The Gulf of Mexico provides Texans with an abundance of natural resources to harvest and recreational activities for Texans of every age. However, along the seafloor, forgotten crab traps litter a barren landscape, affecting wildlife and humans alike. These abandoned traps continue to capture crabs and fish alike, a phenomenon that is called “ghost fishing.”

They abandoned traps keep trapping animal life for months, if not years, unattended. Unmarked, abandoned crab traps also cause problems for boaters, who accidentally get caught up in them and must pay thousands of dollars in repairs. Across the Gulf Coast, governments are deploying their own solutions to this problem.

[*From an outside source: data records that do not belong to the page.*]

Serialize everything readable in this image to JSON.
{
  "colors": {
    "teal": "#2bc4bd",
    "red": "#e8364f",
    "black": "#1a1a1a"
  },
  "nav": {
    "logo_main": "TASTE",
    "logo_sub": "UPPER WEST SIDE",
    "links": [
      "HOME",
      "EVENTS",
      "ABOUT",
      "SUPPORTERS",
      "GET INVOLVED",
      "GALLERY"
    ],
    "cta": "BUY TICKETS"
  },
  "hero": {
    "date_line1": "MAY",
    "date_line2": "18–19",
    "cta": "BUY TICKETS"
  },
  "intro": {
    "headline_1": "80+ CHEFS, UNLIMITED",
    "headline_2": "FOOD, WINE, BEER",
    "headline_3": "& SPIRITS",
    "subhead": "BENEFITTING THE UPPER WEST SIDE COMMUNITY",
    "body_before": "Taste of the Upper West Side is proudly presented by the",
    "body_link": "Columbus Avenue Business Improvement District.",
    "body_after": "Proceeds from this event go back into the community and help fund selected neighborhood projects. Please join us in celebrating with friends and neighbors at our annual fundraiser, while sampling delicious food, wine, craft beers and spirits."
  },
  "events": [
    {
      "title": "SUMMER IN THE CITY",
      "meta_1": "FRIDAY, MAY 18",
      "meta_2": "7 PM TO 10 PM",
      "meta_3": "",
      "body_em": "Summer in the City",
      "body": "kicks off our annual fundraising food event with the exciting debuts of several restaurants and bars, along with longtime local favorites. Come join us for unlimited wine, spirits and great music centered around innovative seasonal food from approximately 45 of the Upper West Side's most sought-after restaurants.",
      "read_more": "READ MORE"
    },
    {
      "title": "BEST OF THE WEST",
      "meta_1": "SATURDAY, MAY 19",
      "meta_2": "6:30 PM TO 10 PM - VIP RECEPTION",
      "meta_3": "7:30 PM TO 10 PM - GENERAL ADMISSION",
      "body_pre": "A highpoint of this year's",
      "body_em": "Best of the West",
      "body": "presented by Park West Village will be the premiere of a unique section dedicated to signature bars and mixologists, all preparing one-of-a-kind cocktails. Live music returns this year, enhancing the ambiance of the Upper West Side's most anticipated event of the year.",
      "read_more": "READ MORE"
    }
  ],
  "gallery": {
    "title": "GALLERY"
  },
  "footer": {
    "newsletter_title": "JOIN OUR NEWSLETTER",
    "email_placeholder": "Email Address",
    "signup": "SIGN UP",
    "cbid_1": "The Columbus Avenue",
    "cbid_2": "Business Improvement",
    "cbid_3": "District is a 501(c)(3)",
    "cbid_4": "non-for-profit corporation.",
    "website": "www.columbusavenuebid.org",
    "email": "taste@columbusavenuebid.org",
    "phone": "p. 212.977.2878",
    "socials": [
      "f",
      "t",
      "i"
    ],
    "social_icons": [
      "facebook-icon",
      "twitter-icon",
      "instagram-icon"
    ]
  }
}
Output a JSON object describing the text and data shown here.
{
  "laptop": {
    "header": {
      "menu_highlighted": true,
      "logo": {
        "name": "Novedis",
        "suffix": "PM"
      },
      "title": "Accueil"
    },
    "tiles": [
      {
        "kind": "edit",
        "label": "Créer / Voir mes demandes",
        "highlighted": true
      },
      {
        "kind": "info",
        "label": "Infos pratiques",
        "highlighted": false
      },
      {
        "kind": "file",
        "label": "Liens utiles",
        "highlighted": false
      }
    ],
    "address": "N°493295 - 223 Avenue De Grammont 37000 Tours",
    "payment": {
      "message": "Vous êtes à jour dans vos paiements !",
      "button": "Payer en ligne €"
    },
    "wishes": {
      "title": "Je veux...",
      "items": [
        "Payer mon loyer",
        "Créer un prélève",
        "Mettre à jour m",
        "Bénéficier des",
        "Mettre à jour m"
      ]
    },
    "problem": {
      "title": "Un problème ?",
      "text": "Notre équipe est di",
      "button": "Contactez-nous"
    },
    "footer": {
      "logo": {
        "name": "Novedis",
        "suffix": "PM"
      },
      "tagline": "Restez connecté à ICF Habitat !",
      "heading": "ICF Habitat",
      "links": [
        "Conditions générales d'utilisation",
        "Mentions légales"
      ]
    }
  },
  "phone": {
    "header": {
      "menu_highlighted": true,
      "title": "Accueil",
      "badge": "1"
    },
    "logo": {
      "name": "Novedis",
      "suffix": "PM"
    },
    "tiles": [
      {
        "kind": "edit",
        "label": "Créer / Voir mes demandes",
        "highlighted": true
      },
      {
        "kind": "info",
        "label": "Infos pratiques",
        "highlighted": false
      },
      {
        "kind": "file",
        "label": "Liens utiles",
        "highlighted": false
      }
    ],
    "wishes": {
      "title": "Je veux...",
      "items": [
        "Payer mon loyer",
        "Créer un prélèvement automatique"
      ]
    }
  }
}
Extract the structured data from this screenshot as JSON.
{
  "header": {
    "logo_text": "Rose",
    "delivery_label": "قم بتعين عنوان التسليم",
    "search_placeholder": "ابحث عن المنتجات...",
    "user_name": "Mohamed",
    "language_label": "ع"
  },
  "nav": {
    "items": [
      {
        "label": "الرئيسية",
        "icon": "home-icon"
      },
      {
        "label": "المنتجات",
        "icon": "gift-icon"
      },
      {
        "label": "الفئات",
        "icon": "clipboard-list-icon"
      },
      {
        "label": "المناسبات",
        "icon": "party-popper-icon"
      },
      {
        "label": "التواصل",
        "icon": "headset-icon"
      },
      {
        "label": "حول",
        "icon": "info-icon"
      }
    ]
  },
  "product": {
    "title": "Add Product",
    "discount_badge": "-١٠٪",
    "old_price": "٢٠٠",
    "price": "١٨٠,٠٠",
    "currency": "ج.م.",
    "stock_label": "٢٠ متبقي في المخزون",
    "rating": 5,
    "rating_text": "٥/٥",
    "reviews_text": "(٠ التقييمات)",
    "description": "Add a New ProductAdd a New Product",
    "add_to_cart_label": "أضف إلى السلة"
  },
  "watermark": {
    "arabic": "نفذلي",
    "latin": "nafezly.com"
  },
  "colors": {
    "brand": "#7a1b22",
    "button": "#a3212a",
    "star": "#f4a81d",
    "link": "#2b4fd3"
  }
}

In 2002, the Abandoned Crab Trap Removal Program in Texas was conducted after the Texas Legislature passed Senate Bill 1410, removing 8,070 lost traps from our coast. The Coastal Conservation Association gained a $11,000 grant from the Fish America Foundation to fund the efforts, making them a key supporter. Since the first removal, the program has recovered more than 40,000 traps from Gulf waters.

For 10 days out of February, every bay in Texas is closed to allow for removal of the traps. Volunteers go out on the bays to help with the guidance of Texas Fish and Wildlife, who regulate the program. With hard work, organization, and dedication, we can improve our water systems for both animals and the next generation of humanity.